Fünfter Klagegrund: Verstoß gegen den Grundsatz der Verhältnismäßigkeit
Vorbringen der Parteien
126
Die Klägerin ist der Ansicht, dass die Auflage in Art. 3 Buchst. b der angefochtenen
Entscheidung unverhältnismäßig sei, da sie ihr Pflichten auferlege, die sie an der
Erfüllung der vorgeschriebenen Quoten hindern könnten und damit ihre Existenz
gefährdeten. Die Auflage reduziere nämlich ihren Zugriff auf die ihr zur Verfügung
stehenden Sammelkapazitäten. Deswegen habe sie sich das Gestaltungsrecht für ihr
System vorbehalten und den die Sammlung durchführenden Unternehmen vertraglich
untersagt, eigenmächtig vorzugehen. Die Unverhältnismäßigkeit sei in zwei Fällen
besonders offensichtlich: wenn ein anderes Sammelsystem zusätzliche Lizenzmengen
akquiriere und wenn andere Sammelsysteme ganz oder teilweise eigene
Sammeleinrichtungen installierten.
127
Im ersten Fall verringere der Eintritt eines weiteren Sammelsystems in den Markt den
Anteil des ARA-Systems an der Gesamtmenge der haushaltsnah anfallenden
Verpackungen und damit seinen Marktanteil. Die Wettbewerber würden sich nämlich
nicht darauf beschränken, dem ARA-System Kunden wegzunehmen, sondern würden
auf dem Markt darüber hinaus zusätzliche Verpackungsmengen lizenzieren, die derzeit
weder von den Herstellern noch von den Vertreibern zurückgenommen würden, d. h.

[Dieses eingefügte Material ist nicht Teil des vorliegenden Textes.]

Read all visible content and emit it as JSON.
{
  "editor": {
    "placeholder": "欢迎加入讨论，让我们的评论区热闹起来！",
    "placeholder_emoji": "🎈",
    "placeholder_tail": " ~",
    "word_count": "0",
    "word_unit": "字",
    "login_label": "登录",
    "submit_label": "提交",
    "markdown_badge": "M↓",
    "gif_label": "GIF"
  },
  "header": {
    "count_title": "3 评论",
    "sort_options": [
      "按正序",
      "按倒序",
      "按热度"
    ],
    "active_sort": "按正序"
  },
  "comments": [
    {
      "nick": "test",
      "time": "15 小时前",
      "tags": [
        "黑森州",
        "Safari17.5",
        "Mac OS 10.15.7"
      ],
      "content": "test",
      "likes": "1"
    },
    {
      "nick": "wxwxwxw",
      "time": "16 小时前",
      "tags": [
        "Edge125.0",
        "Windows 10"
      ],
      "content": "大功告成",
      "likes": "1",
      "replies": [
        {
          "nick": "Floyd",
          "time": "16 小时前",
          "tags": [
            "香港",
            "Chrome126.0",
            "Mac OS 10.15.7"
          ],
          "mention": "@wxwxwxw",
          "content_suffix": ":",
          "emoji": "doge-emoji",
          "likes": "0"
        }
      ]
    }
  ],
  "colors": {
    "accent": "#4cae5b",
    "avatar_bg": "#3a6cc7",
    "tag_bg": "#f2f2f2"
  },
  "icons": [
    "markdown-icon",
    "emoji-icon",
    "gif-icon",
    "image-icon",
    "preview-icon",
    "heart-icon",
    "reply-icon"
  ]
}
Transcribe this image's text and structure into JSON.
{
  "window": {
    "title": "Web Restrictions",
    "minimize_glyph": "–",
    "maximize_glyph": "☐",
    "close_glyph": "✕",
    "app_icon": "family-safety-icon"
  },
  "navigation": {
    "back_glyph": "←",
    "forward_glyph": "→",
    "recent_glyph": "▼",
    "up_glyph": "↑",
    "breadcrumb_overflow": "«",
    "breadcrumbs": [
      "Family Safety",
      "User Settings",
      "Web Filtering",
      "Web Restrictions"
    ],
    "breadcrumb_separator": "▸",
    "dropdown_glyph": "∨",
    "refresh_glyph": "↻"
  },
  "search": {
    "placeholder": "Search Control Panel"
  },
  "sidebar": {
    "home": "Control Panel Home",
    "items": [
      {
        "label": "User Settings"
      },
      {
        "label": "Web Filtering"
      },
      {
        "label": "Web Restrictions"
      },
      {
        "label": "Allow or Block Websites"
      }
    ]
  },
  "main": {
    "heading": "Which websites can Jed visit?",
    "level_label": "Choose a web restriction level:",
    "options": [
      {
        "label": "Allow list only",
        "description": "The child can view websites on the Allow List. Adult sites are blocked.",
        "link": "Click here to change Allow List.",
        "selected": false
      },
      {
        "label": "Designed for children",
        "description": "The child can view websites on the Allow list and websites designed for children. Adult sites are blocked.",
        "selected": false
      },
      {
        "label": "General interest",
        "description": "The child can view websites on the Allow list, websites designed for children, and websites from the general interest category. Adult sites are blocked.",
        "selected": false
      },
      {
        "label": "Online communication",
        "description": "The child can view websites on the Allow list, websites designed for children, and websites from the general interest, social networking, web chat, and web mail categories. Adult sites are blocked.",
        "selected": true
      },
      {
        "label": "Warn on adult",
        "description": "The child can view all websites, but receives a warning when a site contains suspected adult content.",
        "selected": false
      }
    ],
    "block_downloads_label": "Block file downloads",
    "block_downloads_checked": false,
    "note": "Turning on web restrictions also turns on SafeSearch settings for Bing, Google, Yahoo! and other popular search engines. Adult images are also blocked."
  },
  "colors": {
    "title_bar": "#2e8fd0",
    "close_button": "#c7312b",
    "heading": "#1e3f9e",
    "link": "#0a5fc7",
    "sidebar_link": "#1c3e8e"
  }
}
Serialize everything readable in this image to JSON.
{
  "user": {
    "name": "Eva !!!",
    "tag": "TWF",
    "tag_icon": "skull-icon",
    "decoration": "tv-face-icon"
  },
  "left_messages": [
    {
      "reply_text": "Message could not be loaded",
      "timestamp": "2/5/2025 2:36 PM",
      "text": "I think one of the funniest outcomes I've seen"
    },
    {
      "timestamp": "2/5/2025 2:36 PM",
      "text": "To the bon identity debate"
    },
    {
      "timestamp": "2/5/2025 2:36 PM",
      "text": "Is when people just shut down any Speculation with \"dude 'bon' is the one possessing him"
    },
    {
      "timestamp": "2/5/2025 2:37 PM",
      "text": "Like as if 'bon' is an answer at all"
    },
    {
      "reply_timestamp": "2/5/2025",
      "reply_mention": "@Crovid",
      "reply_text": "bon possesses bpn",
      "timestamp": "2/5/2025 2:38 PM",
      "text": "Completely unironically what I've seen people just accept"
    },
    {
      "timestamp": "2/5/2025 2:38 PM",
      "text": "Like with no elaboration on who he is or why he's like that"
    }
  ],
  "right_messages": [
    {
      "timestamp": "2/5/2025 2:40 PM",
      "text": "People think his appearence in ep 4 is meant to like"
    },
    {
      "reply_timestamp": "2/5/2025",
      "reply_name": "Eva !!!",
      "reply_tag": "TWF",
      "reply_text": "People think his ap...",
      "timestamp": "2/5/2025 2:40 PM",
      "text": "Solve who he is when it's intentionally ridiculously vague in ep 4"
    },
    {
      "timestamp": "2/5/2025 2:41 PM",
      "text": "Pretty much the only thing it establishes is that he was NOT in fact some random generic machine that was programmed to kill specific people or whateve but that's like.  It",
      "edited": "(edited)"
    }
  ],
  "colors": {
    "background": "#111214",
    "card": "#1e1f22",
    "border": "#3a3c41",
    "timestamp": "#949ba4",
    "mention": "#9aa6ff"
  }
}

Verpackungsmengen von „Trittbrettfahrern“. Infolgedessen würde sich der von ihr zu
beanspruchende Teil des Sammelguts der Regionalpartner verringern, so dass sie die
vorgeschriebenen Quoten nicht einhalten könnte und das Bundesministerium für
Umwelt, Jugend und Familie ihr die Genehmigung entziehen könnte. Somit reduziere die
Auflage der Kommission den Zugriff der Klägerin auf die Sammelkapazitäten.
128
Die von der Kommission vorgeschlagene Lösung, die Behältervolumen anzupassen,
damit sie größere Sammelmengen aufnehmen könnten, sei nicht zufriedenstellend. So
würde die Klägerin erst im Nachhinein erfahren, dass die Sammelkapazitäten nicht
ausreichten, und Anpassungsmaßnahmen könnten frühestens nach zwei Jahren greifen.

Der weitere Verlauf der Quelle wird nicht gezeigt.